Official course description:
AbstractThe course gives an introduction and overview of data engineering techniques.
A data ‘revolution’ is underway, one that is already reshaping how knowledge is produced, business conducted, and governance enacted. Data has traditionally been time-consuming and costly to generate, analyse and interpret, and generally provided a relatively static and coarse snapshot of phenomena.
This state of affairs is changing now. Rather than being scarce and limited in scope, the production of data is increasingly becoming a ‘deluge’ i.e. a wide flow of real-time, varied, resolute and relational data that are relatively low in cost.
Outside of business, data is increasingly becoming open as well. This data abundance (as opposed to data scarcity) is reshaping how we work with, circulate, trade, analyse and exploit data. This development is founded on the latest wave of information and communication technologies such as the plethora of digital devices encountered in homes, workplaces and public spaces as well as mobile, distributed and cloud computing; social media, and inter-worked sensors and devices.
These technical infrastructures are leading to evermore aspects of everyday life – work, consumption, travel, communication, and leisure – being captured as data. Moreover, they are re-configuring the production, circulation and interpretation of data, producing what has been termed ‘big data’.
The students will gain an understanding of the technical aspects of data management and the opportunities and risks they create for organisations.During the course the students will relate to the (changing) nature of database use and design, including:
- Data representation and modelling
- Data storage and retrieval
- Data Engineering and Big Data Processes
- Architecture of Unbundled Data Systems
Python programming is a prerequisite.
This course is part of the second semester in the bachelor's degree in Global Business Informatics.
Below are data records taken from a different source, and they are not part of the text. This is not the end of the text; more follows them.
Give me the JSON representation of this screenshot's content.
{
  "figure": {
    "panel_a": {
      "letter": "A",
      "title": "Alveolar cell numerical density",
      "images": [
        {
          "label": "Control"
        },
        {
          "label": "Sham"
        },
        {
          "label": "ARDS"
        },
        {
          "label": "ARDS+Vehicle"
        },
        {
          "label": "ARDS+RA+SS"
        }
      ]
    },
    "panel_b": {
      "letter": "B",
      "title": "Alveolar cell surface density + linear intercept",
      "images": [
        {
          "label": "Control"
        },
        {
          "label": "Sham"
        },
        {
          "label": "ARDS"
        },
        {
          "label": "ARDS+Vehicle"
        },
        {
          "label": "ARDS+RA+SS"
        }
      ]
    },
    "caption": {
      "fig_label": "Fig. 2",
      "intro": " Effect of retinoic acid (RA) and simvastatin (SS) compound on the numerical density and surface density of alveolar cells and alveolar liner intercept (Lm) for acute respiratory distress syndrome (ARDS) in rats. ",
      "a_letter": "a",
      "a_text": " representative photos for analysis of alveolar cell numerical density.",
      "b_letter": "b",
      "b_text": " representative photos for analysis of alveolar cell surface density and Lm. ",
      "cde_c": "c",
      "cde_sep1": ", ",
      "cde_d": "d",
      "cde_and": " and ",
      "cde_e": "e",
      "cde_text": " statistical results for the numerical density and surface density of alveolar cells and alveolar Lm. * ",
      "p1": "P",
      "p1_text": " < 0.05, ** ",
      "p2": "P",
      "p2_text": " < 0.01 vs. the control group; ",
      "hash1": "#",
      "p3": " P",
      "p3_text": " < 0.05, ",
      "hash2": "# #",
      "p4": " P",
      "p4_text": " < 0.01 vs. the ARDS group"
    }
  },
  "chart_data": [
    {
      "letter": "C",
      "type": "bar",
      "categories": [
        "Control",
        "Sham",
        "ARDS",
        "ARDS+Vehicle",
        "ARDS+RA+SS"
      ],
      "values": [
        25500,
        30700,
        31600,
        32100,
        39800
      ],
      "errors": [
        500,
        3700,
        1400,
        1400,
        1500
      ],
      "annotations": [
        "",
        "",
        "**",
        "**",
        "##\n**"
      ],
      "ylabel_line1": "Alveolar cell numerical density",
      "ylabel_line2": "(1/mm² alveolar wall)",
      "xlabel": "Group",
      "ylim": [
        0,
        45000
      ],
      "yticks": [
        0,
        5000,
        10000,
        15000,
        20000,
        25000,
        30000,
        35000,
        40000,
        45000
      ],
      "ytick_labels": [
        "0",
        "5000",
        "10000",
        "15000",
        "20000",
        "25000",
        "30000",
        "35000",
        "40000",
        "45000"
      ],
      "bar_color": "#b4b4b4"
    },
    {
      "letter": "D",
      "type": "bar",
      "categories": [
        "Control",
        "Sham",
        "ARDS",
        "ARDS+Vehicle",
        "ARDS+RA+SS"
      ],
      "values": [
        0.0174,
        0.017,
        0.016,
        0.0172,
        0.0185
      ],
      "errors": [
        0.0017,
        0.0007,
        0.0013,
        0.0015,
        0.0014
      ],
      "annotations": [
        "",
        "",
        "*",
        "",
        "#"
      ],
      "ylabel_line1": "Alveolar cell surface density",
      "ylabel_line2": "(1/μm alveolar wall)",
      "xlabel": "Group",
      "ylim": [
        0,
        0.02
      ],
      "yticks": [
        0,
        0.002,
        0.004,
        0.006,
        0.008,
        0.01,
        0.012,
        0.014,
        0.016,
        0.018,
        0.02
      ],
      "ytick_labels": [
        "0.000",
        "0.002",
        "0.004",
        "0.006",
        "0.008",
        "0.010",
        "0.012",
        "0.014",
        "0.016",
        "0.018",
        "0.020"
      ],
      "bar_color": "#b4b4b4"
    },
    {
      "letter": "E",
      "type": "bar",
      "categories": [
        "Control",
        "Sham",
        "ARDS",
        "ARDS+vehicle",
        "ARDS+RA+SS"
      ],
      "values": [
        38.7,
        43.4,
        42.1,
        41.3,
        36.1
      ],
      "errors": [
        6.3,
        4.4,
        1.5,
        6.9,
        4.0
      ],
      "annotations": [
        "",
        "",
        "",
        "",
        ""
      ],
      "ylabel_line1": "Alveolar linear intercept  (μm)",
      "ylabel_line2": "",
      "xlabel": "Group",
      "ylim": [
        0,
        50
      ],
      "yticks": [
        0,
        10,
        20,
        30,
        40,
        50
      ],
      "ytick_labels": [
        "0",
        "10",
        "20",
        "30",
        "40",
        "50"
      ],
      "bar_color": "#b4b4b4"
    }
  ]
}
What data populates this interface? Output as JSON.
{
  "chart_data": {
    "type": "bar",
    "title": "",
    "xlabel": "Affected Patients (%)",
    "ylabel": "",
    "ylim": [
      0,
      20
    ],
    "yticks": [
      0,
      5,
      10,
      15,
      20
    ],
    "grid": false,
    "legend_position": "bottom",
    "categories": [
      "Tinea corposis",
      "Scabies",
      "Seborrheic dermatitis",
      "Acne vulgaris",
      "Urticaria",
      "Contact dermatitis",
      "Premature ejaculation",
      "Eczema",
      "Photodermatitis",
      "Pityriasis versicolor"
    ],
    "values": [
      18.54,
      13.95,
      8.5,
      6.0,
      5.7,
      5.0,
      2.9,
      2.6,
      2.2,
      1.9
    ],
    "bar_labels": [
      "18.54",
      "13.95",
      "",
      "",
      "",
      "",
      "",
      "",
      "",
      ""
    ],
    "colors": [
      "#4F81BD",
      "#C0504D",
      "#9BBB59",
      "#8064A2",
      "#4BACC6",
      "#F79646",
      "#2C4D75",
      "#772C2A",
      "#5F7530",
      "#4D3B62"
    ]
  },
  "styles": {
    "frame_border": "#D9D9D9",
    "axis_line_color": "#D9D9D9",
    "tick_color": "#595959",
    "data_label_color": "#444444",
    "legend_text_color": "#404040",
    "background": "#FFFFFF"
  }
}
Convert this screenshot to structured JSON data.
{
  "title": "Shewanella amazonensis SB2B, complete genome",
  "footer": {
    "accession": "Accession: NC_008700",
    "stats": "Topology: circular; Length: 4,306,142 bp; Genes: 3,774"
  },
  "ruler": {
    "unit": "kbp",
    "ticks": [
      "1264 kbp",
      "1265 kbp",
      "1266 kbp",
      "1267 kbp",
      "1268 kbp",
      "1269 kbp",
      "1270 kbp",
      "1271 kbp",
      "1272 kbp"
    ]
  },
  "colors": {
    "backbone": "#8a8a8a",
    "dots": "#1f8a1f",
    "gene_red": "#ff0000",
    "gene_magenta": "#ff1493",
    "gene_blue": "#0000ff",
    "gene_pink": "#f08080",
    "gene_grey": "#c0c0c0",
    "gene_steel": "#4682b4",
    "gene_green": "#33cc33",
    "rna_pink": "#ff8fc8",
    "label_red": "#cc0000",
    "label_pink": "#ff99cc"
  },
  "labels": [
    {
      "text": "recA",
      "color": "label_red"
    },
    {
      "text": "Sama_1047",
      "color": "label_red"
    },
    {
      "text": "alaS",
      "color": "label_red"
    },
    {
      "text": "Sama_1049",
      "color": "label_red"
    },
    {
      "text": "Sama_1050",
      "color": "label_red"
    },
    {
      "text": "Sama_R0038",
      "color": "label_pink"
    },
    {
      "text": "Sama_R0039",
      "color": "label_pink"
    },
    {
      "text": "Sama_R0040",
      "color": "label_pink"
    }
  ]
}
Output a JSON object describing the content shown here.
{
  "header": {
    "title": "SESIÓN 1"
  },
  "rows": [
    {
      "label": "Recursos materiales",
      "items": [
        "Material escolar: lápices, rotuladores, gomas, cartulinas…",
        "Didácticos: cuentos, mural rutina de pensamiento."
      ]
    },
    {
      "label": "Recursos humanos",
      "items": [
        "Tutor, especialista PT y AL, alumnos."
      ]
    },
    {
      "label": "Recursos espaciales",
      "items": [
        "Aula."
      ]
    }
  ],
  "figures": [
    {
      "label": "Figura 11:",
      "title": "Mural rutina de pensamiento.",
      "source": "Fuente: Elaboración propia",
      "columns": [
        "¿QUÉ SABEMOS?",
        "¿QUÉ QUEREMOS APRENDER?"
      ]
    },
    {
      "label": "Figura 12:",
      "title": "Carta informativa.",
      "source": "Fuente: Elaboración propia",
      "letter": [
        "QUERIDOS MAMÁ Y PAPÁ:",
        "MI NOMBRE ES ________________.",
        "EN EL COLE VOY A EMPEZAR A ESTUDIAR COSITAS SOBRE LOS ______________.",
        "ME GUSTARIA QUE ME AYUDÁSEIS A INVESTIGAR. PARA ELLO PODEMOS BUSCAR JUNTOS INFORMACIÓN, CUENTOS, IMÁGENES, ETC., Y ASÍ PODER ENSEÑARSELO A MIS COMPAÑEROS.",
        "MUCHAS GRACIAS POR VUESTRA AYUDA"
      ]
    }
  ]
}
Intended learning outcomes
After the course, the student should be able to:
- Explain the difference between the relational and non-relational data models
- Describe the architecture and components of a database system
- Design an ER model and a relational model in a concrete scenario
- Define SQL queries in a concrete scenario
- Define Python programme for batch data processing
April 21st, 2020: Exam changed due to the Covid-19 situation and the change to online exams.
Lectures and exercises. The exercises will essentially be based on programming tasks, in Python and SQL.
Designing Data-Intensive Applications - Martin Kleppmann, O'Reilly
Student Activity BudgetEstimated distribution of learning activities for the typical student
- Preparation for lectures and exercises: 40%
- Lectures: 20%
- Exercises: 20%
- Exam with preparation: 20%
Ordinary examExam type:
B: Oral exam, Internal (7-point scale)
B22: Oral exam with no time for preparation.